Today is the feast of the Transfiguration, when Jesus ascends to a mountain top ‘and his face shone like the sun, and his clothes became dazzling white.’ A voice from heaven thundered unto them that ‘this is my Son, the Beloved; with him I am well pleased’ and gave very strong directive to ‘listen to him!’ (Matthew 17:5). As any booming voice from the heavens might do, fear was struck into the hearts of Peter, James, and John, and they fell to their knees and prostrated before Jesus, to which Jesus gave reassurance that there was no need to be afraid.
Thinking of how Jesus’ body and clothing became a glowing white during the Transfiguration, I come to think of how we use light to describe people. Have you ever known people who just seem to radiate? When someone falls in love, do they not seem to glow?
I recently traveled to St. Louis to see my family and witnessed this sort of glow with my parents and their interaction with my nieces. The light that encompassed them as they made little Anna laugh and held her in the air while she uncontrollably giggled was almost blinding. When my sister held her in her arms and tried to see if she liked little bits of her homemade banana-walnut waffles, again, there was a shine about her. I cannot help but think of God being infinitely ‘well pleased’ with moments such as these and that there is something wonderful we should observe in these moments.
Reflecting on the Transfiguration, and Jesus exalted and shining, reminds me of such instances when people have this same glow to them. Anytime I see people possessing this shine, it is always in those instances in their life when they seem so comfortable within their own skin. They just float; full of a love within the vessel that is themselves. Seeing this glow and wondering why I feel (at times) that I am fiercely treading water makes me wonder if I missed a booming voice from heaven. What have I not “listened” to? Peter, James, and John might have been frightened to hear God’s voice, but I am more frightened with the prospect of not hearing God’s voice.
And what of the presence of Moses and Elijah during the Transfiguration? Two revered figures of Scripture — representing the law and the prophets respectively — might mean for us that Christ is the fulfillment of the law and the prophets. The past (law) meets with future (prophets) in the image that is Christ in the present. Christ’s presence most readily shines when we find ourselves in the eternal moment that is the present, when past and future are transfigured into complete presence and perfect love. Thus, we meet Christ in the present.

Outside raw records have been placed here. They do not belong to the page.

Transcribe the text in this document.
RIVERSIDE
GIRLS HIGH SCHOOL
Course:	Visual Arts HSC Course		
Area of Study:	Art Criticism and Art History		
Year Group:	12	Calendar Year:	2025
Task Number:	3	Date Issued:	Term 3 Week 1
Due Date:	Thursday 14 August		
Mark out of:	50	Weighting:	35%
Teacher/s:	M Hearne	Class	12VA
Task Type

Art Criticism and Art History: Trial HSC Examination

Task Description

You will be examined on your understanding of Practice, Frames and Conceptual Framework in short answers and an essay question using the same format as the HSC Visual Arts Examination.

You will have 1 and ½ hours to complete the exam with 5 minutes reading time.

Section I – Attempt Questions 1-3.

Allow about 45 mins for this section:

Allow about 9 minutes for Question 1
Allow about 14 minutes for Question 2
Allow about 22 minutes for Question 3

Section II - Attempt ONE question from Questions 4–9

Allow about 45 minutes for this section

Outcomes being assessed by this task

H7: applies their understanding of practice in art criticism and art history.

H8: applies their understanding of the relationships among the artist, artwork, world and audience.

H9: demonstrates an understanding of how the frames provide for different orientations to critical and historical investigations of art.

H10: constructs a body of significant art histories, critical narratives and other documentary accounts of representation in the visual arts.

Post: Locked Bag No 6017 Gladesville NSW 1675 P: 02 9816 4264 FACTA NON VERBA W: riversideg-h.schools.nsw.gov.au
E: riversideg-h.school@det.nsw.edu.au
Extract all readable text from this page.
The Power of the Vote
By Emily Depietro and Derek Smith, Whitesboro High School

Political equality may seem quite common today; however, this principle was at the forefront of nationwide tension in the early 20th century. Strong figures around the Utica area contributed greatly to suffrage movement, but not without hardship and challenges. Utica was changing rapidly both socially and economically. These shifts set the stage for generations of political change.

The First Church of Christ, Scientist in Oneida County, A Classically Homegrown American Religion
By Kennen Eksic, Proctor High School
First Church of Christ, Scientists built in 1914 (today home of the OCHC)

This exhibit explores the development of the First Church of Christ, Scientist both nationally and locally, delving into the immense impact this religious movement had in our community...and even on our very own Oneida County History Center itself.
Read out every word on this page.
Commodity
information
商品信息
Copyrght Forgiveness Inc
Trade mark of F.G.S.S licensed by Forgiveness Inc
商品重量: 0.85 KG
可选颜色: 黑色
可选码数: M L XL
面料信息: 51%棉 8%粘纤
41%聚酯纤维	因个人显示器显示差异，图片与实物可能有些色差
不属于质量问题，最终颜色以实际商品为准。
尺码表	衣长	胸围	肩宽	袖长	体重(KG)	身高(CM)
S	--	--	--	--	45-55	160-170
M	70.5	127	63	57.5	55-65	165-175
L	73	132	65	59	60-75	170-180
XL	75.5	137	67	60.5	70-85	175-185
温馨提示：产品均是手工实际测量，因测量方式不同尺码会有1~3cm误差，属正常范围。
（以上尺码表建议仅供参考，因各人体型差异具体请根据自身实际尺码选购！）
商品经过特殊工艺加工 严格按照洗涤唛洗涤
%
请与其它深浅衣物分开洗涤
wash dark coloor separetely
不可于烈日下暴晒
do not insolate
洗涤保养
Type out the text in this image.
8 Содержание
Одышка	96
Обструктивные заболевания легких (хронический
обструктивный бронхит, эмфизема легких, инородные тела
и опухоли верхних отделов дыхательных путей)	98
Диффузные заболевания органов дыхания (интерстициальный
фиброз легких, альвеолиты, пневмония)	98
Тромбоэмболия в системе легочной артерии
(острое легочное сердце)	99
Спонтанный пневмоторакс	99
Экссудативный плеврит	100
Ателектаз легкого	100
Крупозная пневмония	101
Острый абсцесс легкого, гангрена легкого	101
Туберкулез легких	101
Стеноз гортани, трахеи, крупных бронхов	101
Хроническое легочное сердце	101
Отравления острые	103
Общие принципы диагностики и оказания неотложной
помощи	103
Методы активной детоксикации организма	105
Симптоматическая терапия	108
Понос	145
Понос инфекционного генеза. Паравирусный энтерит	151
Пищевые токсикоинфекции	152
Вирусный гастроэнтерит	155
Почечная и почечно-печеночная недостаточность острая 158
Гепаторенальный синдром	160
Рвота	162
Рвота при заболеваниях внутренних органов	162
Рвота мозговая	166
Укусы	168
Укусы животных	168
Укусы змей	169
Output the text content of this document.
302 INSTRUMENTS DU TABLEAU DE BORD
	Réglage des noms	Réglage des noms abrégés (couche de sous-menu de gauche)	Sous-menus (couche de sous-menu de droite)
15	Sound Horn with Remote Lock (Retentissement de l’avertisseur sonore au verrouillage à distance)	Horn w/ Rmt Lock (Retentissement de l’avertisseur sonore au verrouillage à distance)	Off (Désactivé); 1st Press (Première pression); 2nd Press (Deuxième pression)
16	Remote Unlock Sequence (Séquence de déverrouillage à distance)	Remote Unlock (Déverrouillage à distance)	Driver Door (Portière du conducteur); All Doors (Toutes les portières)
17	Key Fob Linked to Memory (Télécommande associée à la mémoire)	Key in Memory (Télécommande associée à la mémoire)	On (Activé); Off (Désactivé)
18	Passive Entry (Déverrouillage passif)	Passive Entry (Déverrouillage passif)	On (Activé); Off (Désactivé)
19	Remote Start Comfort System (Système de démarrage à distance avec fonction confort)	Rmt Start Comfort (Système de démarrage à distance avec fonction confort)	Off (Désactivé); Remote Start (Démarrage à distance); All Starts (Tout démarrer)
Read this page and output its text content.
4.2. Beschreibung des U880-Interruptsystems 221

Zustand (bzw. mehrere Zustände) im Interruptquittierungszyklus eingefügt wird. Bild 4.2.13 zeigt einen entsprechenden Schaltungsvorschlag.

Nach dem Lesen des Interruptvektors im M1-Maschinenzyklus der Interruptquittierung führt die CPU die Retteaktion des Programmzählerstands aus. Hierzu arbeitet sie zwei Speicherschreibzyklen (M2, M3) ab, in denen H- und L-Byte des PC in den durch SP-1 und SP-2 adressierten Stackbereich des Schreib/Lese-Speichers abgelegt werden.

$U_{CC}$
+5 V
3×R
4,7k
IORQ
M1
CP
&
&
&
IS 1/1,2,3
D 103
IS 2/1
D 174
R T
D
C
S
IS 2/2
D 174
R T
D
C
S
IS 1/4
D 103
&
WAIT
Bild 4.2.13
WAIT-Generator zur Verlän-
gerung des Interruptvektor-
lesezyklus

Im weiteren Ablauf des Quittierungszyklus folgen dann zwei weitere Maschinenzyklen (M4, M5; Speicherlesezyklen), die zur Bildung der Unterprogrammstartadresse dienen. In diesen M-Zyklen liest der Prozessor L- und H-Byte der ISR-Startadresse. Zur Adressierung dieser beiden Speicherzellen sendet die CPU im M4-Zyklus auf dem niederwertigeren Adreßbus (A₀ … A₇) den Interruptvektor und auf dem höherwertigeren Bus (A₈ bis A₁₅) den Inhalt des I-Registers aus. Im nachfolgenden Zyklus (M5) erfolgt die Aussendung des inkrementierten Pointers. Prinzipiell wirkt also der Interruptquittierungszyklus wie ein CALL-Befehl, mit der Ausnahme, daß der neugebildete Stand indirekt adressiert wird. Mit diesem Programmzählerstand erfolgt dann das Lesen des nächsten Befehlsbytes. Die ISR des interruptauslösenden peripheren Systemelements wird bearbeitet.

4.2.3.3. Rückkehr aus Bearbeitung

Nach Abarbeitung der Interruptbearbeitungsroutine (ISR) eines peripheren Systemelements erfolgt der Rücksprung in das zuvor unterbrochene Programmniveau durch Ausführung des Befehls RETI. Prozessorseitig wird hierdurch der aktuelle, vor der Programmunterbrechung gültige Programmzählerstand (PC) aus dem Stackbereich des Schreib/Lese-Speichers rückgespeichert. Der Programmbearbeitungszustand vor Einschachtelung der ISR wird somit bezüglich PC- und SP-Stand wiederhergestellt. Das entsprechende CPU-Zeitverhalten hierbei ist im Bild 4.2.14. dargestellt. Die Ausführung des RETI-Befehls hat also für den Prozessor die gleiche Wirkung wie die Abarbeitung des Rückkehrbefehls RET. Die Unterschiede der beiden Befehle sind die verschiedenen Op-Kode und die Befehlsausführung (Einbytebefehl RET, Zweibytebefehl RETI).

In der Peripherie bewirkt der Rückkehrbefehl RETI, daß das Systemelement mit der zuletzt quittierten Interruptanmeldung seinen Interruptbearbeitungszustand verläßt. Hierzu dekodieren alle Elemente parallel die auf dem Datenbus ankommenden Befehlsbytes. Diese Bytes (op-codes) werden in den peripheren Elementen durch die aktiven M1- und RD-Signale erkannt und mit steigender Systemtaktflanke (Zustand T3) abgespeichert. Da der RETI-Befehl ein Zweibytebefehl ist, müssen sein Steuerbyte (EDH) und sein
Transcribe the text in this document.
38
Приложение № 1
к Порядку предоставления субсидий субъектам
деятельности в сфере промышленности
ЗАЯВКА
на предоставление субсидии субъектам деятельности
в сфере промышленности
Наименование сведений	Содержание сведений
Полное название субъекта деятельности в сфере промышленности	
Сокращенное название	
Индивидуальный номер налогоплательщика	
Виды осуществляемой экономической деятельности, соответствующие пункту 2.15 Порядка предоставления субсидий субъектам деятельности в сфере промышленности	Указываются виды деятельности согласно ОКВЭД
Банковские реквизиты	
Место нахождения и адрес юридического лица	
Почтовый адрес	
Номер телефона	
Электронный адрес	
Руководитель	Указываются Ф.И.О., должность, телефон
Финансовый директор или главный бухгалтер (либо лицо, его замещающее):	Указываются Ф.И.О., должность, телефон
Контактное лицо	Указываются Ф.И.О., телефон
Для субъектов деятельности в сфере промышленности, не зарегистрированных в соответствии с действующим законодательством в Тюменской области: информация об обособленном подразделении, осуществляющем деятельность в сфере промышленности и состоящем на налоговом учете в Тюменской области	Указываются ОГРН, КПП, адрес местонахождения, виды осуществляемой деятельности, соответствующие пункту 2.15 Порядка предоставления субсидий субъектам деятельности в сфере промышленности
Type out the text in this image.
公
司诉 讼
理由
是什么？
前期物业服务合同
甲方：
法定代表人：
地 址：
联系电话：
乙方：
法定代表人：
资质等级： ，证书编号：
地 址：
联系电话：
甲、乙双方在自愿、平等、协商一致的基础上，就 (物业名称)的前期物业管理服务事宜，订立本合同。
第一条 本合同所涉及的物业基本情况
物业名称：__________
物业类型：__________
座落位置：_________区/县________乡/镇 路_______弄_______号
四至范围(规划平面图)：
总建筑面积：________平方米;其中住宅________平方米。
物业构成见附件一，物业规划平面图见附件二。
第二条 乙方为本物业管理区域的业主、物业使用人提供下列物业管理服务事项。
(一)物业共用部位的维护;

Today (and always) we are reminded to become transfigured as Christ is. So what is it within us that covers this entrapped light? What is it about people who have this glow that speaks to us, putting us at peace? What can we listen and learn from them? How can we uncover what it is within us that prevents the glow of Christ to radiate? If we can rise as Christ from our own darkness, become dazzling and white, I am certain we will bring a radiant joy that will assure those in our lives that there is no reason to be afraid.
Then again, you might consider banana-walnut waffles as a spiritual practice and a means of transfiguring yourself. It worked for Anna.